Andy Devney, a Wyoming native and former resident of Laramie, spent over a year and a half navigating a highly imbalanced landlord–tenant dispute that highlighted major gaps in Wyoming’s rental laws. The case involved questions of privacy, intimidation, unclear boundaries, and lease terms that would be unenforceable in many other states — yet were upheld under Wyoming’s minimal tenant protections.
This experience revealed a broader systemic issue: Wyoming renters, especially young adults and first-time tenants, often have no legal guardrails protecting them inside their homes. Andy’s project aims to raise awareness, publish public court records for transparency, and advocate for modernized tenant protections across the state.
Key Dates & Timeline (High-Level)
- March 2024 – Incident between landlord and tenant
- Spring–Fall 2024 – Attempts to resolve, escalating intimidation, pressure, or unclear boundaries
- Late 2024 – Civil case filed
- 2024–2025 – Multiple hearings, discovery, legal filings
- October–November 2025 – Bench trial
- November 2025 – Final ruling and attorney fee award
- December 2025–January 2026 – Launch of public awareness and tenant education project
(Once we have the public record, we will replace these with exact dates and quotes.)
Central Issues Highlighted
- Lack of statutory tenant privacy protections inside the dwelling
- No clear statewide rules for notice before entry
- Retaliation can be framed as “business decisions”
- Power imbalance between landlords and tenants
- Heavy reliance on lease language over statutory fairness
- University-aged renters left unprotected
- No meaningful remedies for intimidation
Why the Story Matters
Wyoming is one of only a few states where tenant protection is almost entirely dependent on the wording of a lease. This disproportionately harms young renters, low-income renters, and anyone unfamiliar with legal or contractual language. Andy’s story is an example of how these gaps impact real people — emotionally, financially, and psychologically.
The Judge Declined to Consider Mandatory Persuasive Case Law
Wyoming has extremely limited case law for tenant privacy, emotional distress, and abuse of authority claims. In these situations, standard judicial practice — used nationwide — requires judges to look to persuasive case law from other states, especially within the same federal district, to interpret vague or untested statutes.
My attorney followed this process properly, citing well-established cases from states within the 10th Circuit that clarify how courts should protect vulnerable individuals who face power imbalances against corporate or insured defendants. These cases also emphasize that attorney-fee awards should be kept minimal so victims are not financially destroyed for seeking justice — a core principle meant to prevent the legal system from unintentionally favoring wealthier parties.

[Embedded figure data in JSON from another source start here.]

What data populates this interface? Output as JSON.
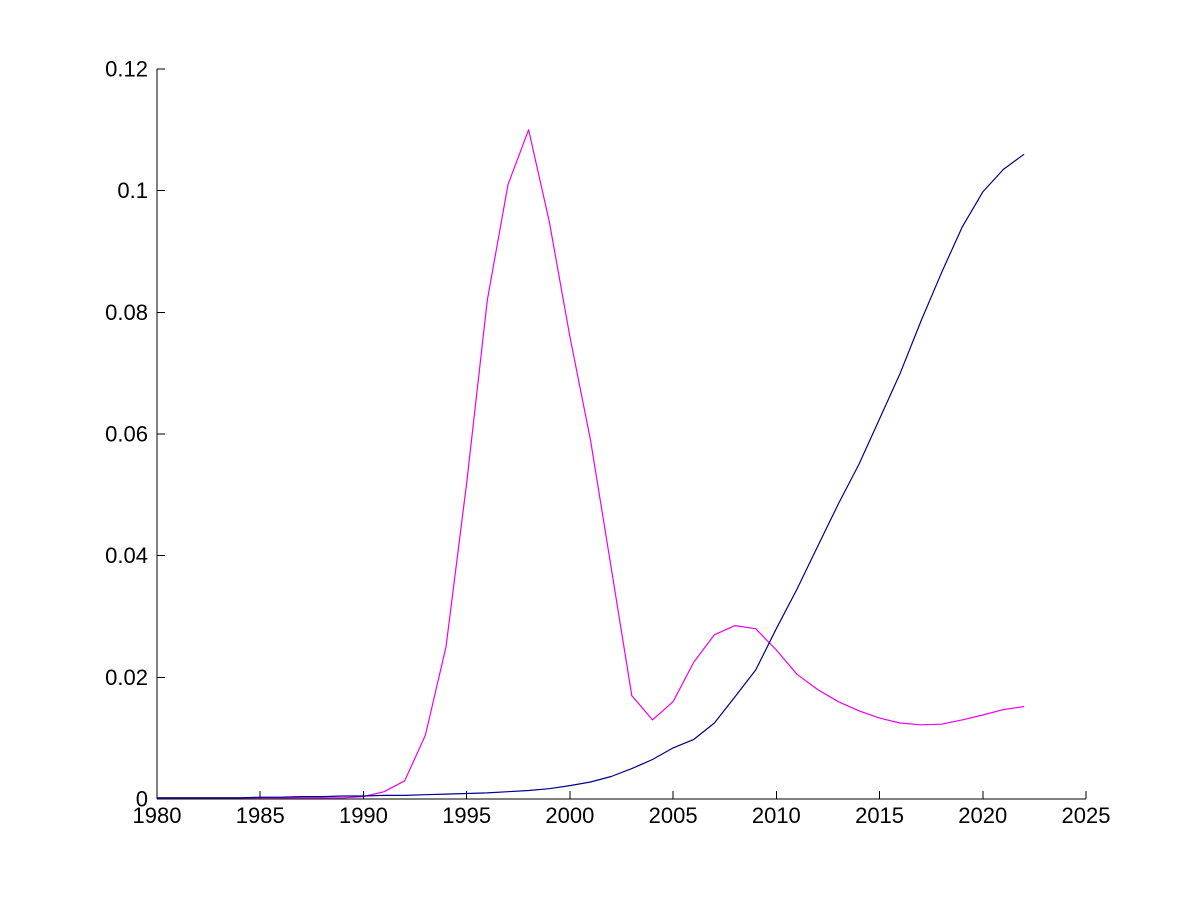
{
  "figure": {
    "background": "#ffffff",
    "axis_color": "#000000",
    "tick_direction": "in",
    "box": "off"
  },
  "chart_data": {
    "type": "line",
    "title": "",
    "xlabel": "",
    "ylabel": "",
    "grid": false,
    "legend": null,
    "xlim": [
      1980,
      2025
    ],
    "ylim": [
      0,
      0.12
    ],
    "x_ticks": [
      1980,
      1985,
      1990,
      1995,
      2000,
      2005,
      2010,
      2015,
      2020,
      2025
    ],
    "x_tick_labels": [
      "1980",
      "1985",
      "1990",
      "1995",
      "2000",
      "2005",
      "2010",
      "2015",
      "2020",
      "2025"
    ],
    "y_ticks": [
      0,
      0.02,
      0.04,
      0.06,
      0.08,
      0.1,
      0.12
    ],
    "y_tick_labels": [
      "0",
      "0.02",
      "0.04",
      "0.06",
      "0.08",
      "0.1",
      "0.12"
    ],
    "x": [
      1980,
      1981,
      1982,
      1983,
      1984,
      1985,
      1986,
      1987,
      1988,
      1989,
      1990,
      1991,
      1992,
      1993,
      1994,
      1995,
      1996,
      1997,
      1998,
      1999,
      2000,
      2001,
      2002,
      2003,
      2004,
      2005,
      2006,
      2007,
      2008,
      2009,
      2010,
      2011,
      2012,
      2013,
      2014,
      2015,
      2016,
      2017,
      2018,
      2019,
      2020,
      2021,
      2022
    ],
    "series": [
      {
        "name": "magenta-line",
        "color": "#EE00EE",
        "values": [
          0.0002,
          0.0002,
          0.0002,
          0.0002,
          0.0002,
          0.0002,
          0.0002,
          0.0002,
          0.0002,
          0.0002,
          0.0004,
          0.0012,
          0.003,
          0.0105,
          0.025,
          0.052,
          0.082,
          0.101,
          0.11,
          0.095,
          0.076,
          0.059,
          0.038,
          0.017,
          0.013,
          0.016,
          0.0225,
          0.027,
          0.0285,
          0.028,
          0.0245,
          0.0205,
          0.018,
          0.016,
          0.0145,
          0.0133,
          0.0125,
          0.0122,
          0.0123,
          0.013,
          0.0138,
          0.0147,
          0.0152
        ]
      },
      {
        "name": "dark-blue-line",
        "color": "#00008B",
        "values": [
          0.0002,
          0.0002,
          0.0002,
          0.0002,
          0.0002,
          0.0003,
          0.0003,
          0.0004,
          0.0004,
          0.0005,
          0.0005,
          0.0006,
          0.0006,
          0.0007,
          0.0008,
          0.0009,
          0.001,
          0.0012,
          0.0014,
          0.0017,
          0.0022,
          0.0028,
          0.0037,
          0.005,
          0.0065,
          0.0084,
          0.0098,
          0.0125,
          0.0168,
          0.0212,
          0.028,
          0.0345,
          0.0415,
          0.0485,
          0.055,
          0.0625,
          0.07,
          0.0785,
          0.0865,
          0.094,
          0.0998,
          0.1035,
          0.106
        ]
      }
    ]
  }
}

The judge responded by stating she “was not familiar with the cases” and that “none were from Wyoming,” effectively declining to consider them.

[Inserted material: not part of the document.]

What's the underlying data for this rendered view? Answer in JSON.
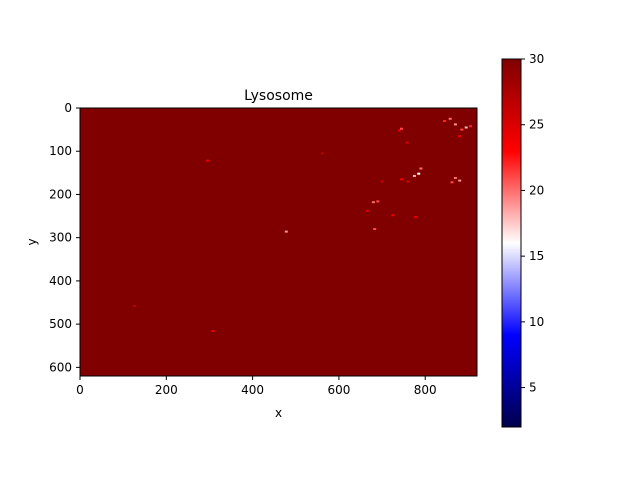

Why This Is a Major Systemic Failure
Wyoming’s sparse case law makes out-of-state precedent essential, not optional. Refusing to consider persuasive authorities leaves victims in legal limbo and gives disproportionate advantage to parties with resources, lawyers, and insurance backing. It also allows individual judges to avoid applying widely accepted legal standards simply because Wyoming hasn’t yet developed them — a loophole that punishes those most in need of protection.
This approach discourages victims from coming forward, reinforces power imbalances, and allows abusive practices to continue unchecked. My case highlights how Wyoming’s failure to adopt or consider established legal doctrine from its own federal district leaves citizens effectively unprotected.
Links
Quote(s) for Media Use
“I thought what happened to me couldn’t be legal — until I learned that Wyoming’s laws simply don’t protect tenants the way other states do. I’m sharing my experience so no one else has to go through what I did just to feel safe in their own home.”
“Permission to enter is not a blank check. No renter should ever fear that a routine maintenance request can be twisted into permission to enter their home while they’re vulnerable or unaware. Privacy isn’t optional — it’s a basic human expectation.”